On Sat, Dec 20, 2014 at 03:16:18AM +0100, Samuel Thibault wrote:
> Dmitry Torokhov, le Fri 19 Dec 2014 15:07:21 -0800, a écrit :
> > On Sat, Dec 20, 2014 at 12:02:53AM +0100, Pavel Machek wrote:
> > > On Fri 2014-12-19 23:59:33, Samuel Thibault wrote:
> > > > Andrew Morton, le Fri 19 Dec 2014 14:46:41 -0800, a écrit :
> > > > > > Changed in this version:
> > > > > > - Use kcalloc instead of kzalloc
> > > > > > - to avoid any mutex order violation, defer LED update into a work callback.
> > > > > 
> > > > > Confused.  This patch is identical to the one that's presently in -mm.
> > > > 
> > > > Well, yes: I'm submitting the latest version of this patch to Dmitry,
> > > > i.e. including the fixes that happened in the -mm tree.
> > > 
> > > Andrew, do you think you could send the patch to Dmitry? He has been
> > > ignoring it for way too long... and it should be slightly harder for
> > > him to ignore patch from you...
> > 
> > I'll keep ignoring the patch until someone will figure out how to make new way
> > of handling LEDs play well with the current way (via writing to evdev). That
> > means not treating access to evdev as "raw" and ignoring LED trigger remapping
> > done in LED layer. So far I just heard that it is not a problem and nobody uses
> > evdev interface...
> 
> ?! There must have been a misunderstanding, and the absence of response
> to my last mail (April 17th) didn't help to understand what you were
> expecting.  I'm sorry, but things can't work if there are not efforts to
> discuss on both sides.
> 
> I never said that nobody uses the evdev interface.
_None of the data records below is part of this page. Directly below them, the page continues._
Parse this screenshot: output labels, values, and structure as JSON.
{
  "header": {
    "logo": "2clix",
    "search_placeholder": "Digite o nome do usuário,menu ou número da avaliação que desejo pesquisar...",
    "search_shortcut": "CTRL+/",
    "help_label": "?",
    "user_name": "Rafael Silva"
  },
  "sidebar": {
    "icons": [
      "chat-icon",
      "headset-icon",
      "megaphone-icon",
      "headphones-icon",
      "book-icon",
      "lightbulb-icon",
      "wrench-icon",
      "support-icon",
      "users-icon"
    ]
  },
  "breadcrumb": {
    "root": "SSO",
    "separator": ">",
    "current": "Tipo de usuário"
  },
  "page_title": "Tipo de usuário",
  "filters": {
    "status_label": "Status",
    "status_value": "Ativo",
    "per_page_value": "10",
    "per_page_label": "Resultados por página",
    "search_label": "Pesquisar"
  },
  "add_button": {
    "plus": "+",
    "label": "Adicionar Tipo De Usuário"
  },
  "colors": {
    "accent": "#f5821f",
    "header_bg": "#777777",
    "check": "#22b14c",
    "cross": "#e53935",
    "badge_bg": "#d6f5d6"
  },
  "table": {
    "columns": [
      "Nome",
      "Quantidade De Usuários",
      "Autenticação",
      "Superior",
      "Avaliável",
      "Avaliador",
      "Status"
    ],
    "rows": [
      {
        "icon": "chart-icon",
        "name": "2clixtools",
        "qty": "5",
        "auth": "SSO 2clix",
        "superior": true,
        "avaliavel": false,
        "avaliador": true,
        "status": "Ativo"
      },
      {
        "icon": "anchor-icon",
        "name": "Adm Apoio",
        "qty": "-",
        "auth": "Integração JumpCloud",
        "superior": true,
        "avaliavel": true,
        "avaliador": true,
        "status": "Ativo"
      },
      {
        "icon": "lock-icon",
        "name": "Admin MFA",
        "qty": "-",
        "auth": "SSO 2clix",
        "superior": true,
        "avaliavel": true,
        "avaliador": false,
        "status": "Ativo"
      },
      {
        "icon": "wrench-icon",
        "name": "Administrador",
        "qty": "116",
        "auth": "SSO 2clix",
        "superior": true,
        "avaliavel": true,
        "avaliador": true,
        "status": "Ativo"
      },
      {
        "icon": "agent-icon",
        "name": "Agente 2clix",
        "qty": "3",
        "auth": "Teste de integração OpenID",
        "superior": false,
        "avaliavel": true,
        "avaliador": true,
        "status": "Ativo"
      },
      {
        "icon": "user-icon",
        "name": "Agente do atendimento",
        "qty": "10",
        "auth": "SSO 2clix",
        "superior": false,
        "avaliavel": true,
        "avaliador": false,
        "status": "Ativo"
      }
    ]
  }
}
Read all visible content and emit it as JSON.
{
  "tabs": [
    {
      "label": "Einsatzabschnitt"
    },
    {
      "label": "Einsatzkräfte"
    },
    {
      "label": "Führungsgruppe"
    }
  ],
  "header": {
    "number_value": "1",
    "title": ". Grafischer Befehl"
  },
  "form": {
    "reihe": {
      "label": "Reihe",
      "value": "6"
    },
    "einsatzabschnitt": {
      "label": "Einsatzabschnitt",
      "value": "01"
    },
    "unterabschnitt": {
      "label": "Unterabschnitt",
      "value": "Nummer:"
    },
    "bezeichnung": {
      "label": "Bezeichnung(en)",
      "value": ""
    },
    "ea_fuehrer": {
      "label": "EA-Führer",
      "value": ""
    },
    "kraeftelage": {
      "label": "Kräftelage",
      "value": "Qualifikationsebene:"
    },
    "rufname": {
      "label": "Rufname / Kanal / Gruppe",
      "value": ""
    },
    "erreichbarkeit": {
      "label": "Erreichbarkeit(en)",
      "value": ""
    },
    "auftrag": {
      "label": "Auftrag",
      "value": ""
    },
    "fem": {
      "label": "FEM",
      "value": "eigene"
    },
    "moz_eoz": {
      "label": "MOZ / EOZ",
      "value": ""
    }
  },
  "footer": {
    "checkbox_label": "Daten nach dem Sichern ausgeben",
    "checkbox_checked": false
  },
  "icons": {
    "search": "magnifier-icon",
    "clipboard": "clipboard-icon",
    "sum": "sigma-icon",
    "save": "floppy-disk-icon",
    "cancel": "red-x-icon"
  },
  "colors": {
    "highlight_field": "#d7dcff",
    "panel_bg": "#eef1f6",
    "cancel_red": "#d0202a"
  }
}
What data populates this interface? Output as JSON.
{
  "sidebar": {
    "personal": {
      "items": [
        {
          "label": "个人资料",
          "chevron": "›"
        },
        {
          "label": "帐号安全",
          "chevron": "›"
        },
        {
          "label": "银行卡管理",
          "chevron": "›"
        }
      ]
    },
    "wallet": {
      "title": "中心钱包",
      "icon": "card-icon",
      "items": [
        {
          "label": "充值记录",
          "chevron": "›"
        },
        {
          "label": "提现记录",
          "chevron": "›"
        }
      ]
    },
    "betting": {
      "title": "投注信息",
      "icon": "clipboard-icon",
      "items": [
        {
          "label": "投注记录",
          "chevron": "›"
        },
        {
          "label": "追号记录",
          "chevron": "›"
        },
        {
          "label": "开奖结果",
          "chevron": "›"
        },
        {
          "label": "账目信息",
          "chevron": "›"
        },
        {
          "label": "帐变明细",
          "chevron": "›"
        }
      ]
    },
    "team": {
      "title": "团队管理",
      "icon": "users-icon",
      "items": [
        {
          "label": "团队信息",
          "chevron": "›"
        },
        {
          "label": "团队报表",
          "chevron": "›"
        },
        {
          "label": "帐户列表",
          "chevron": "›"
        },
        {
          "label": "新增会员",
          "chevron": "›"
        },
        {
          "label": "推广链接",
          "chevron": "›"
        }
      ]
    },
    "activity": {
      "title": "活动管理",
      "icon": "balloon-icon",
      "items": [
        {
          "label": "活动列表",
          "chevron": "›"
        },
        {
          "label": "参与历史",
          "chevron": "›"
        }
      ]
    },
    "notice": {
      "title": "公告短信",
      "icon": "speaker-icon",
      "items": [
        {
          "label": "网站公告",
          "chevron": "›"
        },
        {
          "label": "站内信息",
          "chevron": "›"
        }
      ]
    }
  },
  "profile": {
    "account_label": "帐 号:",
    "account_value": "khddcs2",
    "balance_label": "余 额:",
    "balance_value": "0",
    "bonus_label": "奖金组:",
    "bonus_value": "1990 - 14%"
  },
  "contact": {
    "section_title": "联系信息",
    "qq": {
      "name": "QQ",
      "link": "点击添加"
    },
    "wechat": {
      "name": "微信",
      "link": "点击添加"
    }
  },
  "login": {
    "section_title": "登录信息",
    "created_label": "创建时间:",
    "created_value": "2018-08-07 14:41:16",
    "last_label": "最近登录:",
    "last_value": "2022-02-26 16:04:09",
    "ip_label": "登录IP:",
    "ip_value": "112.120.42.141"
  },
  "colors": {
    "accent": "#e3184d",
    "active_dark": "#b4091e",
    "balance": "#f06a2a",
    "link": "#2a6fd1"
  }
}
OK, them I must have misunderstood you indeed.

> 
> I just said that I wasn't sure to understand the scenario you were
> proposing.  I was asking for details, not barring discussion...  I'm
> fine with reworking my patch yet again, but I can't do that if I don't
> understand precisely the use-case you are expecting.
> 
> So, to recap what we apparently want:
> 
> (1) console-setup wants to be able to change which keyboard modifier is
> shown on the capslock LED
> (2) embedded people want to be able to plug the keyboard LED state to misc
> LEDs
> - people will quickly want to be able to repurpose their keyboard LEDs,
> for instance:
>   (3) make the numlock LED show disk activity
>   (4) exchange capslock and numlock LEDs for some reason.
> 
> And the question is: how all of that should be mixed?
> 
> ATM, we have this:
> 
> kbd state -> kbd led -> input led
>   ^^            ^^          ^^
> KDSKBLED     KDSETLED     EV_LED
> 
> What I had proposed and implemented in my current patch is the following
> pipeline:
> 
> kbd state -> kbd led -> kbd trigger -> vt led -> vt trigger -> input led
>   ^^           ^^                   ^^                      ^^        ^^
> KDSKBLED   KDSETLED   vt::capsl/trigger   input*::capsl/trigger   EV_LED
> 
> Which leaves the evdev users keeping raw control, unmodified.  In
> your mail from April 12th, you seemed to want that (4) have effect on
> evdev, I asked for confirmation, but never got an answer.  Your above
> paragraph seems to clearly show that you want evdev users to get at
> least the (4) remapping.  That wasn't obvious to me, because I had
> always considered evdev as a way to drive physical hardware, without any
> software abstraction.  But OK, let's go with that.
> 
> AIUI, what you would be OK with is the following:
> 
> kbd state -> kbd trigger -> kbd led -> input led -> input rawled
>    ^^                    ^^   ^^         ^^      ^^
> KDSKBLED  vt::capsl/trigger  KDSETLED  EV_LED  input*::capsl/trigger
> 
> Which, instead of introducing a "VT led", separates the input led into
> the part exposed to other systems (kbd, evdev) and the lowlevel part.  I
> have here also fixed the behavior of KDSETLED: in my patch proposal it
> would get redirected by console-setup, which I believe we don't want.
> 
> So for (1) console-setup would use vt::capsl/trigger to make it use
> another modifier, and this would only have effect for actual capslock
> keypresses and KDSKBLED ioctls, which I believe is what we want
> (again, correct me if I'm wrong, but please detail, otherwise I can't
> know how I'm wrong); for (2) people would use input*::capsl/trigger*,
> which would now indeed have the nice effect of making e.g. Xorg
> getting the good behavior along the way; for (3) people would also use
> input*::capsl/trigger*, and that would now indeed prevent spurious
> changes from e.g. Xorg.
> 
> Now, there is (4).  I don't know why people would want that, but well,
> you mentioned it in some mail, so why not.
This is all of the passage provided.